What happens when a city's hospital closes 'without warning' during a pandemic

The frontline in the battle against coronavirus has shifted a couple of hundred yards down the main road through the Kansas city of Wellington.

Two weeks ago, as the virus crept closer and people in other parts of the state started dying, the owners of the city’s only hospital thought it a good time to close down with just a few hours’ notice on the grounds the facility was losing money.

“We lost our hospital abruptly and without warning,” said Dr Lacie Gregory, a family practitioner in Wellington. “Even as the healthcare providers here in town, we did not hear that it was closing until it was a done deal. We received a text message from the director of nursing saying as of now there’s no hospital. So really, really unfortunate timing.”

That has left Gregory and a small group of other doctors and nurse practitioners at the city’s Family Care Center at the forefront of preparing for the coming pandemic with little guidance and not much equipment.

The physicians had assumed the 63-bed Sumner community hospital’s emergency department would deal with people contracting coronavirus while they went on treating more routine conditions of cuts, broken bones and high blood pressure, and that the two would remain safely at a distance. But now the Family Care Center is the first line of defence for the city of 8,000 people.

The doctors improvised, setting up a separate drive-thru clinic at the back of their building for people complaining of coughs, fever or showing other symptoms of Covid-19. But even finding the protective equipment for the physicians handling those patients is a challenge.

The county’s emergency management office in Wellington has put in orders for masks, visors and gowns but been told by the state that only part of the request will be delivered. So far nothing has arrived.

The doctors at the health centre went looking elsewhere. At the local farmers cooperative they found masks designed to protect workers on the city’s grain elevator from dust. At another store they bought face shields farmworkers use when working with chemicals. They are not medical grade but better than nothing. The doctors still face a shortage of gowns and gloves.

“It’s been really frustrating. It’s been what we have been able to piece together,” said Gregory. “All of us as physicians are reading and researching and relying on colleagues across the country for information on where they are getting equipment and what’s working for them. This is going to overwhelm our system and we won’t be ready to to treat people. We won’t have the resources to treat people.”

The makeshift clinic is seeing about 20 people a day but even then there is only so much they can do. The director of the Sumner county health department, Laura Rettig, said that at any one time it has only a handful of coronavirus test kits for the entire county of 25,000 people. They have to be sent to the state laboratory and the results take days.

Gregory said in the absence of a confirmed diagnosis or identification of something else, such as flu, all doctors can do is tell a person to self-isolate. “The testing is so limited and that’s been a huge frustration,” she said.

Gregory said she knows the virus is coming, if it is not already in Wellington, but that not everyone in the city is taking it seriously. “Especially for small towns and small communities, it seems so removed. It seems like it’s a New York City problem and it’s a Seattle problem and it’s a Kansas City problem. I think we have this inappropriate sense of protection because we’re rural and we’re isolated,” she said.

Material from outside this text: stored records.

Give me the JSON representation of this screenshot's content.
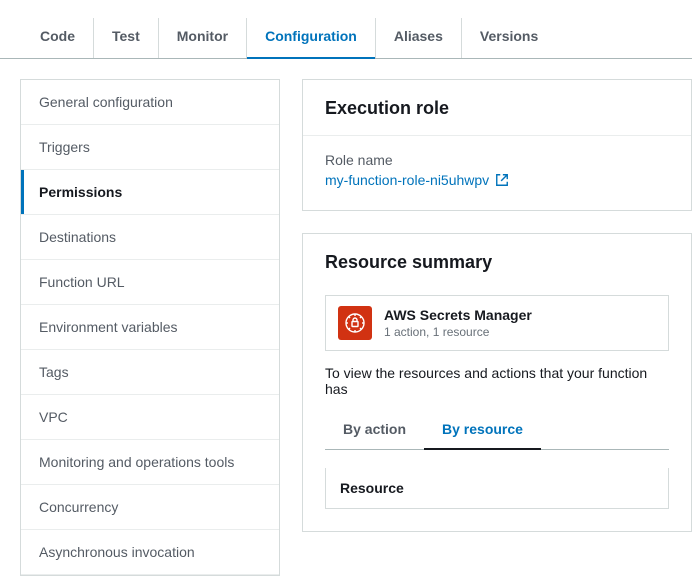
{
  "topTabs": {
    "items": [
      {
        "label": "Code"
      },
      {
        "label": "Test"
      },
      {
        "label": "Monitor"
      },
      {
        "label": "Configuration"
      },
      {
        "label": "Aliases"
      },
      {
        "label": "Versions"
      }
    ],
    "activeIndex": 3
  },
  "sidebar": {
    "items": [
      {
        "label": "General configuration"
      },
      {
        "label": "Triggers"
      },
      {
        "label": "Permissions"
      },
      {
        "label": "Destinations"
      },
      {
        "label": "Function URL"
      },
      {
        "label": "Environment variables"
      },
      {
        "label": "Tags"
      },
      {
        "label": "VPC"
      },
      {
        "label": "Monitoring and operations tools"
      },
      {
        "label": "Concurrency"
      },
      {
        "label": "Asynchronous invocation"
      }
    ],
    "activeIndex": 2
  },
  "executionRole": {
    "title": "Execution role",
    "fieldLabel": "Role name",
    "roleLink": "my-function-role-ni5uhwpv"
  },
  "resourceSummary": {
    "title": "Resource summary",
    "service": {
      "name": "AWS Secrets Manager",
      "meta": "1 action, 1 resource",
      "iconColor": "#d13212"
    },
    "description": "To view the resources and actions that your function has",
    "subTabs": {
      "items": [
        {
          "label": "By action"
        },
        {
          "label": "By resource"
        }
      ],
      "activeIndex": 1
    },
    "tableHeader": "Resource"
  }
}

But, Gregory noted, there are students returning from around the country and families who have been on holiday in places already hit by Covid-19. “But I think it’s getting better. Seeing us walking out to the cars in full masks and gowns and protective gear makes people think if the doctors are taking it this seriously, maybe I should too. But I don’t think we’re taking it seriously enough yet,” she said.

The county health department is principally relying on Facebook to get its message out although Rettig said that has its downsides. “Sometimes there are a lot of rumours on Facebook that are not, um, accurate,” she said. Rettig said she was worried that some residents continue to believe that Covid-19 is no worse than flu. “I have heard that here in this town. Even if it was the flu they should be taking precautions, and there is a lot of flu around. All I can do is provide education and try to explain,” she said.

Gregory said the mixed messages from the White House have not helped.
“It’s been really complicating because it just doesn’t feel like there has been a consistent message,” she said.

Some local officials in other parts of Kansas have not helped either. Rick Whitson, emergency management director and fire chief of a county to the east of Wellington, drew scorn for a Facebook post denouncing what he called “panicked hysteria” around coronavirus which he said has “been around since the 60s”.

“This is not the bubonic plague, and we are not digging mass graves and burning the bodies,” he wrote. “Unless there is a dramatic shift for the worst, (and I doubt it) when this is past we will reflect on it and shake our heads, realizing that it was a ridiculously disproportionate overall response to the threat.”

The Republican chair of a Kansas county commission north of Wellington resisted measures to combat coronavirus on the grounds there were not many Chinese people in his area.

All this also comes at a personal cost for Gregory. She has had to isolate herself from her husband and children even though they live in the same house.

“I’ve not been around my kids. Even though we’re home and we’re in the same family unit, I am a high-risk person right now because of my contact and so my family is staying away from me as well. I’ve set up shop in the bedroom-bathroom area, and that gives them the rest of the house to live,” she said. “There may come a time where as healthcare workers we’re not even going home.”